Polyhedra with hexagonal and triangular faces and three faces around each vertex

TL;DR

This paper classifies and analyzes polyhedra made of hexagons and triangles with three faces meeting at each vertex, introducing a signature-based framework to enumerate and understand their structure and properties.

Contribution

It introduces a signature-based method to represent trihexes, establishing a bijection with equivalence classes and deriving bounds on their counts.

Findings

Established a bijection between trihexes and signature classes.

Derived bounds on the number of trihexes based on vertex count and prime factorization.

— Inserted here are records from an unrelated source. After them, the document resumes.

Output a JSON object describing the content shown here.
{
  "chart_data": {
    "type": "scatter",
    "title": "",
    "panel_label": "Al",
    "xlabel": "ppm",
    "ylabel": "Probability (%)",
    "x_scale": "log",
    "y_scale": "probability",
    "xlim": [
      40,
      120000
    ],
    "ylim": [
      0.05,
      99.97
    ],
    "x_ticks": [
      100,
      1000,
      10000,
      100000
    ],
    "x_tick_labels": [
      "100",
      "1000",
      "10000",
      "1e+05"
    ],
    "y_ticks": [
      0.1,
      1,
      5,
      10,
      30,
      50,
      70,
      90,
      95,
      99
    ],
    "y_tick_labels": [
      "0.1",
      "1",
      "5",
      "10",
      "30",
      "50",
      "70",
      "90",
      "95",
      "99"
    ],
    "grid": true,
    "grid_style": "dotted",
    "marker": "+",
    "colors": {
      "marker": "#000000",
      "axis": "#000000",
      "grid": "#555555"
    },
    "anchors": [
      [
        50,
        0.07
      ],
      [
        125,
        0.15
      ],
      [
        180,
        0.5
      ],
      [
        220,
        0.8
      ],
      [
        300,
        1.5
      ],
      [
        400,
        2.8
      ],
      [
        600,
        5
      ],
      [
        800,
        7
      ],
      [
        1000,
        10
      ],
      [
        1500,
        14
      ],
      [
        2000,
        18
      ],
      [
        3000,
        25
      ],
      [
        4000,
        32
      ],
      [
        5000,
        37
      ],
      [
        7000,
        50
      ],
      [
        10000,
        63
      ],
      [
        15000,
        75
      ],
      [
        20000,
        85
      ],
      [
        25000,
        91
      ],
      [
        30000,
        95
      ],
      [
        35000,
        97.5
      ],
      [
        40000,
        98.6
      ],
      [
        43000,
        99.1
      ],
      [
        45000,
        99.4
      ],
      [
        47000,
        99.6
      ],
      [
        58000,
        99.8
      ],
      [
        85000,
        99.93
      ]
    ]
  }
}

Proved a conjecture about trihexes lacking hexagon belts.

Abstract

We analyze polyhedra composed of hexagons and triangles with three faces around each vertex, and their 3-regular planar graphs of edges and vertices, which we call "trihexes". Trihexes are analogous to fullerenes, which are 3-regular planar graphs whose faces are all hexagons and pentagons. Every trihex can be represented as the quotient of a hexagonal tiling of the plane under a group of isometries generated by $180^\circ$ rotations. Every trihex can also be described with either one or three "signatures": triples of numbers $(s, b, f)$ that describe the arrangement of the rotocenters of these rotations. Simple arithmetic rules relate the three signatures that describe the same trihex. We obtain a bijection between trihexes and equivalence classes of signatures as defined by these rules. Labeling trihexes with signatures allows us to put bounds on the number of trihexes for a given number vertices $v$ in terms of the prime factorization of $v$ and to prove a conjecture concerning trihexes that have no "belts" of hexagons.